Monday, 16 July 2018: 16:00
Location: 803A (MTCC SOUTH BUILDING)
Oral Presentation
Patricia THILLE, University of Manitoba, Canada
Barbara E. GIBSON, University of Toronto, Canada
Thomas ABRAMS, Dalhousie University, Canada
Laura MCADAM, Holland Bloorview Kids Rehabilitation Hospital, Canada
Bhavnita MISTRY, Holland Bloorview Kids Rehabilitation Hospital, Canada
Jenny SETCHELL, University of Toronto, Canada
For people with chronic, progressive conditions, high quality clinical care attends to the human dimensions of illness - emotional, social, and moral dimensions - which co-exist with biophysical manifestations of disease. We piloted a dialogical methodology with a children’s rehabilitation team to foster reflexivity, aiming to strengthen attention to human dimensions of clinical practice. Reflexivity brings historical, institutional, and socio-cultural influences on clinical activities to the fore, enabling consideration of new care practices.

The participating clinical team works with young people with muscular dystrophy, and their families.
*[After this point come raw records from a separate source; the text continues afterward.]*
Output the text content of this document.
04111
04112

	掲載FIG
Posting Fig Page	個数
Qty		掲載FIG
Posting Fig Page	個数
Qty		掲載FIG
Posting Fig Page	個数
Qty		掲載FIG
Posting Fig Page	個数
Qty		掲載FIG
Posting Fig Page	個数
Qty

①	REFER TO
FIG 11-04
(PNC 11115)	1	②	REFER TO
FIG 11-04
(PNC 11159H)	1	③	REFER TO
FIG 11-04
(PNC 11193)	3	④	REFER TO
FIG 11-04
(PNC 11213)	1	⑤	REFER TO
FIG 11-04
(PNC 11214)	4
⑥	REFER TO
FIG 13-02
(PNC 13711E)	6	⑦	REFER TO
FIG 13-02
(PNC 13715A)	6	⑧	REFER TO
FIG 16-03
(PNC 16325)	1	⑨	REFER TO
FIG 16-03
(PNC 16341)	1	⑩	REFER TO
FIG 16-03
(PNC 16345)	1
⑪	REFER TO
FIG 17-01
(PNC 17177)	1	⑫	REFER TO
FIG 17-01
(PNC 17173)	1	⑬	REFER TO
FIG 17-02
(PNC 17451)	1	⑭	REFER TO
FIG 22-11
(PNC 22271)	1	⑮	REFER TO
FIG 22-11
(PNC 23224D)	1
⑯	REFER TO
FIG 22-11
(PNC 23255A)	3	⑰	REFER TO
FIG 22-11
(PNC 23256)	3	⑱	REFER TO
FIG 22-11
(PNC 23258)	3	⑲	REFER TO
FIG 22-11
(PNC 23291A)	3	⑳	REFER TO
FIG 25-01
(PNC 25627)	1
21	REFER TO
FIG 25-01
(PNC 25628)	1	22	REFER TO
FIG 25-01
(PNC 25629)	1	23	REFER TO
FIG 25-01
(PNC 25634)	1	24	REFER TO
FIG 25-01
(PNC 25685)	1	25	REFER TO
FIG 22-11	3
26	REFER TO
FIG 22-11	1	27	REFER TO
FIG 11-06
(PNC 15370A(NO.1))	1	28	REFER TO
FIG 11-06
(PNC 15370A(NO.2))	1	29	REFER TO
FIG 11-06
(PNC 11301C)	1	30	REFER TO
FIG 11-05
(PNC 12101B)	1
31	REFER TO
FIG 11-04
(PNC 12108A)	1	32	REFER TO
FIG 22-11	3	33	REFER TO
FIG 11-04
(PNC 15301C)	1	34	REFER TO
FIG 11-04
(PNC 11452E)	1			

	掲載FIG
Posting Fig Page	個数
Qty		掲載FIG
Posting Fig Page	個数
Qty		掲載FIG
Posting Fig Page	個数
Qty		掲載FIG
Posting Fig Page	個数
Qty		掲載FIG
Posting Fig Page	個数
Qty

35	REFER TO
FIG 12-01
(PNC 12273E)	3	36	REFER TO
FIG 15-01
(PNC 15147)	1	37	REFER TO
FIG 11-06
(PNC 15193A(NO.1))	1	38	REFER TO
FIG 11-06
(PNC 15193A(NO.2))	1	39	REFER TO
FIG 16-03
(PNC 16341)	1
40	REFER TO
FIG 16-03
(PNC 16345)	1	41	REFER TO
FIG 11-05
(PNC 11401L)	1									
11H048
The methodology involved three facilitated, interactive, two-hour dialogues with the clinicians. We aimed to make routine practice strange, and thus open to reflexive examination. Each dialogue involved clinicians learning to apply a social theory (Mol’s The Logic of Care) to ethnographic fieldnotes of clinical interactions, with discussion and refinement of recommendations for improving clinical care. Dialogues were audiorecorded and transcribed. We used discourse analysis methods that preserve group dynamics to evaluate the extent to which the methodology spurred reflexive dialogue within the team.

Overall, imagining impacts of clinical care on people’s lives – emphasized in the social theory and aided by the fieldnotes – showed promise, shifting how clinicians interpreted routine practices and spurring many plans for change. However, this reflexive orientation was not sustained throughout, particularly when examining entrenched assumptions regarding ‘best practices’. Clinicians defended institutional, choice-logic practices by co-constructing the metaphor of balancing logics that inform care delivery. When invoked, the balance metaphor deflected attention from emotional, social, and moral impacts of clinical care on the lives of patients and their families. These emergent findings highlight the value of analysing reflexivity-oriented dialogues using discourse analysis methods. Our findings now inform a follow-up study, which will examine emerging impacts on clinical practice using realist evaluation methods.